サン・マイクロシステムズ(株)は23日、RFID(無線ICタグ)の検証施設“Sun RFIDデザインセンター”を東京の用賀に開設するとともに、RFIDの実運用に向けた統合的な導入支援サービスを開始すると発表した。同センターの開設日は7月1日で、RFIDの導入を検討している前ユーザーおよびパートナー企業各社は無償利用できる。
“Sun RFIDデザインセンター”の施設および機能の概要 |
“Sun RFIDデザインセンター”の役割の位置づけ |
“Sun EPC Network”の基本構造 | サンがパートナー企業と共に提供する“Sun EPC Network”インフラ | |
“Sun RFIDデザインセンター”の施設および機能の概要 |
RFIDを活用したシステム“Sun EPC Network”を、同社は“モノのインターネット”と位置付けている。
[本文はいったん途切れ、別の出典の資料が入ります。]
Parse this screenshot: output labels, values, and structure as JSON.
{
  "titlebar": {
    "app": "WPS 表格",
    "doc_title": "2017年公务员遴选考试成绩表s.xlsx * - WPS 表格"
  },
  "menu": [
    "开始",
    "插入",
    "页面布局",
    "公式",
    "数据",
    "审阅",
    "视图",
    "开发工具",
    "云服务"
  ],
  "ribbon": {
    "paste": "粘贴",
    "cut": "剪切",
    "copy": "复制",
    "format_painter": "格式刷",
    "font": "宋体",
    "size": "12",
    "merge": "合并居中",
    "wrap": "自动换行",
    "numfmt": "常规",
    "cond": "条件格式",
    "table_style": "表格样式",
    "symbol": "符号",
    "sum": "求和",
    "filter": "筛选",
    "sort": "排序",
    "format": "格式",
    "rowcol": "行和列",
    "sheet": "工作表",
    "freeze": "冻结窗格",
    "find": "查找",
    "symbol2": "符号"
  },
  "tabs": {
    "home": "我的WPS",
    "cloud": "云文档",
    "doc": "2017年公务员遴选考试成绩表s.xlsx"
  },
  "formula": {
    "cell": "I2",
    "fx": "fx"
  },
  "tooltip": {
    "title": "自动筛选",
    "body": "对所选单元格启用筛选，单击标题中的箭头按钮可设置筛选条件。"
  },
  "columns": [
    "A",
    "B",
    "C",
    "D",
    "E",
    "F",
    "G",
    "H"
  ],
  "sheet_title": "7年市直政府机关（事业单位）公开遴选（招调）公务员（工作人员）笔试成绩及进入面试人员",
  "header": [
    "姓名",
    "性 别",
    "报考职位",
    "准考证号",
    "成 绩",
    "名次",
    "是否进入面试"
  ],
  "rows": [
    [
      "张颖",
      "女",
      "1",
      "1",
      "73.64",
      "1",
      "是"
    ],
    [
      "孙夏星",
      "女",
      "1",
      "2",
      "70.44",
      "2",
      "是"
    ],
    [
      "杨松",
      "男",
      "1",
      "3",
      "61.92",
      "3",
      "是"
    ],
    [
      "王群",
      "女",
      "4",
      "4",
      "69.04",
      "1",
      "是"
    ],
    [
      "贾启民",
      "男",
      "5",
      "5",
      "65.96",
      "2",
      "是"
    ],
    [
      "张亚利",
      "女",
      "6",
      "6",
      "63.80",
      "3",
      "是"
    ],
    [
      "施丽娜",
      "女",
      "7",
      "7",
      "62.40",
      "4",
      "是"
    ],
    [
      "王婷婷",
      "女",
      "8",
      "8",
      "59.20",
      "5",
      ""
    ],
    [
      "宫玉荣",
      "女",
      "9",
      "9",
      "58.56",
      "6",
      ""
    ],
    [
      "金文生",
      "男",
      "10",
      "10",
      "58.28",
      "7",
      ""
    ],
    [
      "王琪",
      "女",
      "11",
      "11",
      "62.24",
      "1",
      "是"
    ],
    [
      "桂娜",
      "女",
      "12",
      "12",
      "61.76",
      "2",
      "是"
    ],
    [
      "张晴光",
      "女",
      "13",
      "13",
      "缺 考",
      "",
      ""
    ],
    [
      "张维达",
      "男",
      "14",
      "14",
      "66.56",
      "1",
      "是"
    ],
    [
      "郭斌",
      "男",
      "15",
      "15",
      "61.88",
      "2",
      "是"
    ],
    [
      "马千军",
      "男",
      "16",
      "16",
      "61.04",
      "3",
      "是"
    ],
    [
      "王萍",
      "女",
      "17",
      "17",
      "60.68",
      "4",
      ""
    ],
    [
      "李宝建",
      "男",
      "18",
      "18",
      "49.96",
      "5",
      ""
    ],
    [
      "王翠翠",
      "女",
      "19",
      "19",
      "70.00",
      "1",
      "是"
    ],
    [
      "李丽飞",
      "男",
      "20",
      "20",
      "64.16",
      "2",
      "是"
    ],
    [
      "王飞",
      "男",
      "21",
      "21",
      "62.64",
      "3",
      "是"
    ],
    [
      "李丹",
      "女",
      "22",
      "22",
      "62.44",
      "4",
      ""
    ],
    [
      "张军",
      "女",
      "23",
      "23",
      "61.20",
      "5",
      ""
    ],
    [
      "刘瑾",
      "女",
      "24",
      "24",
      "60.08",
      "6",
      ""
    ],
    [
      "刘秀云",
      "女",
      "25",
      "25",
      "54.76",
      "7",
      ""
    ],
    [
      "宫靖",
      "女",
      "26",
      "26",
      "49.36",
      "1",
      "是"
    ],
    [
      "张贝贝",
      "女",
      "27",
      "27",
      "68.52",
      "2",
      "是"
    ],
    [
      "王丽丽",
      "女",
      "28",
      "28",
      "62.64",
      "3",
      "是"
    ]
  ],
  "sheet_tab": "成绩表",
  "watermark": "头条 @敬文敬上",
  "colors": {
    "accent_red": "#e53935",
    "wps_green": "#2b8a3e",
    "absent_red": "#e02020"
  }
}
このシステムでは、RFIDの取り付けられた“モノ”のEPC(Electronic Product Code、固体識別コードに相当)を、RFID向けミドルウェア製品群“Sun Java System RFID Software”(現在プレビュー版を提供中。正式リリースは2004年中の予定)で中継処理し、データベースやサプライチェーン・マネージメントソフトウェア、ネットワーク網に受け渡す。同社は、物理レイヤー(EPCを送信するICタグやアンテナ)、エッジ・レイヤー(RFIDリーダー、データのキャプチャーやフィルタリング、ロギング、デバイス管理などを行なうイベント管理サーバー『Sun EPC Event Manager』)、ミドルウェア製品群“Sun Java System RFID Software”をはじめとするミドルウェア・レイヤー、受け取った情報を実際に管理・運用するビジネス・レイヤーの4段階のインフラを、パートナー企業と協力し提供していくという。
また、すでに開設されている検証センターなどで蓄積したノウハウに基づき、有償の構築支援サービスも提供する。サービス内容は以下の2点。なお、サービス料金はユーザーの案件に応じた個別見積もりとなる。
- “EPCネットワーク構築支援サービス”
- “Sun EPC Network”の構築にフォーカスしたサービス。『Sun EPC Event Manager』のセットアップを中核として、これに関連するシステム構築を支援
- “Sun EPC Event Manager応用開発支援サービス”
- 『Sun EPC Event Manager』が標準で持たない機能の開発にフォーカスしたサービス。標準で用意されないRFIDリーダーとの連携モジュールや、既存アプリケーション・システムなどとの連携モジュールの開発支援、SI、ISVなどのパートナー企業の開発支援
また同社は今後、世界各地での実証結果や実績をベースに、サービス体系の充実化を図っていくという。
サン・マイクロシステムズ代表取締役社長のダン・ミラー氏 | テクノロジー&ソリューション統括本部執行役員、チーフ・テクノロジストの植松祐次氏 |
この日行なわれた記者会見で、同社代表取締役社長のダン・ミラー(Dan Miller)氏は、「すべてがネットワーク化されようとしている中で、RFIDにより兆単位のものがネットワークに接続されることになる」とし、RFIDによるネットワークのさらなる広がりに期待を示した。また、同社によるRFIDの推進は、単にIDタグによってものが認識される、ということをゴールとするのではなく、「(RFIDによりネットワーク化されたものを)どのように管理するか、どのようにネットワークを構築していくか」が目標であるとしている。また、同社のRFIDへの取り組みや“Sun RFIDデザインセンター”、支援サービスの概要を解説した同社テクノロジー&ソリューション統括本部執行役員でチーフ・テクノロジストの植松祐次氏は、“オープン”“スタンダード”の2点を軸に、「ハードウェア、ソフトウェア、サービス、パートナーシップにより一元化された“End-to-End”のソリューションを提供していく」とし、「この先は“モノ”だけでなく“人”も含めたRFIDの展開を図りたい」と述べた。